Natural movement is a system of exercise pioneered by the philosophy of George’s Herbert a physical Educator in the French military. Who travelled extensively throughout the world and was impressed by the development and movement skills of indigenous peoples in Africa and elsewhere. Co-ordinating escape and rescue while in service also gave him the belief that athletic skill should be combined with courage and altruism.
His lifetime work led to the development of fitness trails used by civilians as well as the military. He also was an influence on the development of parkour, which encompasses this system of movement. His system has influenced and also been developed by the Mov Nat system created by Erwan Le Corre.
A natural movement session is built around ten fundamental movements: walking, running, jumping, quadrupedal movement, climbing, equilibrium (Balance), throws, lifting, defending and swimming.
A training session consists of exercises preferably in an outdoor environment, perhaps a few hundred meters to several kilometres, during which one walks, runs, jumps, progresses quadrupedally, climbs, walks in unstable Balance, carries, throws, fights and swims.
These movements can be scaled to the individuals level, needs and progressions can be created.
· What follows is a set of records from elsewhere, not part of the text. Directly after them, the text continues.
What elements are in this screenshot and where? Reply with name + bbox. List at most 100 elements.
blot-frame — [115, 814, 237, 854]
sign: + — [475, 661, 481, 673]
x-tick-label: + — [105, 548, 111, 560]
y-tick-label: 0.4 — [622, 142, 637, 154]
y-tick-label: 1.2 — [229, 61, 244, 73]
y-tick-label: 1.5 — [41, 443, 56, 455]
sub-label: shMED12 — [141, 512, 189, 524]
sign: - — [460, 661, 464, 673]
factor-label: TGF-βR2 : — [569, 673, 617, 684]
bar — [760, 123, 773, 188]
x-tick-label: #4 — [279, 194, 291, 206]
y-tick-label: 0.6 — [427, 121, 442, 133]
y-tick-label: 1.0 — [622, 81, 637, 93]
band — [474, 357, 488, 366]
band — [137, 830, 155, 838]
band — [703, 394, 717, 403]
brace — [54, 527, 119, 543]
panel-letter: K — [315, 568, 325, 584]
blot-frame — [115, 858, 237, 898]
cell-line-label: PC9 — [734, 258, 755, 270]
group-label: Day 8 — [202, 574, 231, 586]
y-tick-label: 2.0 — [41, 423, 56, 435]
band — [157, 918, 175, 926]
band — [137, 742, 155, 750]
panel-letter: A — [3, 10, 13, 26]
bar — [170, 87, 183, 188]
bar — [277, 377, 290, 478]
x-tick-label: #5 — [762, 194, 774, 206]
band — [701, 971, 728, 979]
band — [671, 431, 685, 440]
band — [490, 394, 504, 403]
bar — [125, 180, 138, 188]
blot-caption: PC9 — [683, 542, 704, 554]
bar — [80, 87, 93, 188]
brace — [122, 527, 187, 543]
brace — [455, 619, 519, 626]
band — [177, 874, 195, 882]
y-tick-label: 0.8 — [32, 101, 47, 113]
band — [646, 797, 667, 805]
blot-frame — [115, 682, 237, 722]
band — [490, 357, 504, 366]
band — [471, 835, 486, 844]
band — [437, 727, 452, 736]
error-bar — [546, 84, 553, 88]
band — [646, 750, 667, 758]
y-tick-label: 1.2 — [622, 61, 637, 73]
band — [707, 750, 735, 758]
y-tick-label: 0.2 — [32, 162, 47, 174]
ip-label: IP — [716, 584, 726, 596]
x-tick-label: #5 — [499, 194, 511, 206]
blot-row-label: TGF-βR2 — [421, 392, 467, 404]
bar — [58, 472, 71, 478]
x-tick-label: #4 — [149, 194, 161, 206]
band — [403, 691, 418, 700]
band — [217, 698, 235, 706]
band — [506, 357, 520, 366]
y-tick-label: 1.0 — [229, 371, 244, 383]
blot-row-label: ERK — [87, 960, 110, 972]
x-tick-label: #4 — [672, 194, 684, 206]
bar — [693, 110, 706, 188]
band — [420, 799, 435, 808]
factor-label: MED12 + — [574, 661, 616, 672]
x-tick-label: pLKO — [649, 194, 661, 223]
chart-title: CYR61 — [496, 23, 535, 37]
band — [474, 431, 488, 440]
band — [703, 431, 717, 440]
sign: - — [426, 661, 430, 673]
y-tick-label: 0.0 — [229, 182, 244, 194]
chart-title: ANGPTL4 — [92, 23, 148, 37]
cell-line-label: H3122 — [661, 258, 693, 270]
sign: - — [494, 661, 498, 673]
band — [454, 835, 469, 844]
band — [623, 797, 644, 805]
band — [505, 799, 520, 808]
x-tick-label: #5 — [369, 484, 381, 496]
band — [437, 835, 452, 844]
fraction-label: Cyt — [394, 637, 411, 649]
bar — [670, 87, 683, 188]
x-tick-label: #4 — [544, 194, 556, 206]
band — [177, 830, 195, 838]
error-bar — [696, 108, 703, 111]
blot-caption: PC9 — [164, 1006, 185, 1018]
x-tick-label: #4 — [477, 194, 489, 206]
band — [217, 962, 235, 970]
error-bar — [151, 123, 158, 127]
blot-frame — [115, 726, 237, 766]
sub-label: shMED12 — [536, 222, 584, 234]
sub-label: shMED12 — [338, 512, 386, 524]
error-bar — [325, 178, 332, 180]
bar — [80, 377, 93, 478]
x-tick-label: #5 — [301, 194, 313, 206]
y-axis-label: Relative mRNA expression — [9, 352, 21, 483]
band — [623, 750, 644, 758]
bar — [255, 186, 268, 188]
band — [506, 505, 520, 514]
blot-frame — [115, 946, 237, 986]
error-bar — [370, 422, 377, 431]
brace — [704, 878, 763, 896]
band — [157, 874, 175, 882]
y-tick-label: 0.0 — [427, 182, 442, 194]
Natural movement reintroduces us to movement modalities that were intrinsic to us throughout our evolution as hunter gatherers going back thousands of years and are still relevant to us today. Although many people conditioned by sedentary living or unnatural fads and quick fix fitness systems have lost touch with these movements.
These natural movement modalities are also movement patterns that children instinctively carry out. We are led to believe that as adults we should stop moving as we did as children, so our movement capacity atrophies and we end up doing bicep curls in a gym when we could pull ourselves up a tree, a wall or bar on a fitness trail, which is much more beneficial, fun and the movement a flexion of the elbow joint was designed for.
As well as being fun, play, practical and in our dna, natural movement reconnects us to our environment whether urban or in nature, as well as can be practised in a spacious indoor environment. As well preparing us for real world situations, these movements are also the movements intrinsic in most sports.